Getting a new job with a newspaper, a magazine, or even an online publication had so far proved difficult. Although he’d applied to them all, including the tiniest outfits, he had received nothing but rejections for weeks. It was hardly morale boosting for him, and it was a cause of quite some tension between him and Hannah.

While she was working away enthusiastically on setting up her new business, Simon’s mood deteriorated with every day he was stuck at home without a job. Secretly, she longed for a return to the early days of their relationship, when Simon had swept her off her feet with his sense of humor, his charm, and his loving manner.

Hannah had met him when he turned up at the daycare center one day to collect his godson. They’d both immediately sensed the chemistry between them, and in the following weeks Simon had turned up rather often to pick up the boy. By chance or intentionally? Probably the latter, as after two months or so, he had asked her if she could maybe see her way to meeting him outside work.

“If I have to wait until I have my own children to see you more often, it could take a while,” he had said. “And that would mean the ideal time had passed us by.” Hannah still broke into a dreamy smile when she thought of the way Simon had asked her out.

She recalled their first date, when Simon had invited her for a picnic on the banks of the Elbe. What a grand affair! The sun had pulled out all the stops on that wonderful day in May, and they had sat at the waterside on his picnic blanket from morning until late into the evening, watching the ships go by and sampling the delicacies Simon had brought in two oversized bags—ice-cold white wine and champagne, fruit juices and water, fruit and cheese, ciabatta, a selection of salads, homemade schnitzel (yes, homemade!), prosciutto, prawns, a range of antipasti—Simon had gone all out to impress Hannah.

He even had the correct glasses, cutlery, crockery, and linen napkins in his bag, and as twilight descended he’d lit two flaming torches. Hannah had felt as if she were at a gala dinner. Well, a gala dinner on the riverbank.

Then there was Simon’s first kiss . . . So shy and sweet, so nervous and trembly; his heart was beating so wildly that she could feel it.

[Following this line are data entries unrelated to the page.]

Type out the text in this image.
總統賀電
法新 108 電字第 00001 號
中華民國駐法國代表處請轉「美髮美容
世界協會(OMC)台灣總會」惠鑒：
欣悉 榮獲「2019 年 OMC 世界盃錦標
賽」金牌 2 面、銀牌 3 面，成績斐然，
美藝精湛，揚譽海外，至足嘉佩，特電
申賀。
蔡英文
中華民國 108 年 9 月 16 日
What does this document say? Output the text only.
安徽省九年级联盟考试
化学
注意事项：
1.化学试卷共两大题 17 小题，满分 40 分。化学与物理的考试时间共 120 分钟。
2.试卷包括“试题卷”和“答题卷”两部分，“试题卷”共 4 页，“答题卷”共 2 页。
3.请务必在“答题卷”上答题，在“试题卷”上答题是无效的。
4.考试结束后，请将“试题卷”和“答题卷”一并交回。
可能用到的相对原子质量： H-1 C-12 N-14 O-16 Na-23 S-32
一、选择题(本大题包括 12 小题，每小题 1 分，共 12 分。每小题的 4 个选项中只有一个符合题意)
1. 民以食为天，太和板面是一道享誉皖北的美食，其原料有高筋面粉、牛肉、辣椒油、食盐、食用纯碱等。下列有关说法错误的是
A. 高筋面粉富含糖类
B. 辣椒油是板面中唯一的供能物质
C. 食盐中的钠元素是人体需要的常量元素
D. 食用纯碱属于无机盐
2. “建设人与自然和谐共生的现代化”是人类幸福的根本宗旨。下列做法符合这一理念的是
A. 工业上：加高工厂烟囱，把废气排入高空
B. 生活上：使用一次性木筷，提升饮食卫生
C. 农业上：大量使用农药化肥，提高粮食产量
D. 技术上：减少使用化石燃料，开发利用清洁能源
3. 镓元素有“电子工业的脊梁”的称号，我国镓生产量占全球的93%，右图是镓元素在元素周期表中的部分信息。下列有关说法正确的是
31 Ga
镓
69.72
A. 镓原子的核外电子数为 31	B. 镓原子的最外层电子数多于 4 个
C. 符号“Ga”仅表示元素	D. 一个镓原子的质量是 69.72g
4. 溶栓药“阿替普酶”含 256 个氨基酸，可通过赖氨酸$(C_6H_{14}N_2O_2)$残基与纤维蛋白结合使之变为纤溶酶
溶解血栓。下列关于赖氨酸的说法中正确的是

And when they weren’t kissing, he’d talked. He spoke without pause, telling her about his exciting job with the newspaper, about his plans for a round-the-world trip he wanted to embark on one day, and about the great novel he wanted to write as soon as he found the time. He had laughed and joked and told stories, putting Hannah fully under his spell. Such zest for life, such passion, such enthusiasm!

But not long after that day, Simon’s mother, Hilde, had died of cancer, as had his father some ten years before her, and just as he was recovering from the shock, trouble had begun to brew in the media industry.

When his editorial colleagues began having to clear their desks, Simon became ever more uncertain, despondent, and pessimistic, until in the end his greatest fear—that he, too, would be laid off—became reality. Sometimes Hannah couldn’t help thinking he might have talked his layoff into being, so often had he wrung his hands over the possibility.

And ever since then, he’d been at odds with his fate, with his life, and with himself. Hannah could understand it to a point, but at times it got on her nerves, however reluctant she was to admit it. She was convinced that Simon’s attitude was making things worse. He might well have thought it nonsense, but Hannah was sure that a person’s fortune was colored by their attitude: optimists experienced good things, pessimists bad, and the universe would give those who expected the worst what they deserved.

In Hannah’s opinion, viewed objectively, Simon had no real grounds for complaint. He was young and healthy, and he had a roof over his head, enough to eat, and a loving partner by his side—a lot of people in the world were much worse off than that! She really hoped he’d return to his old self as soon as he found a new job.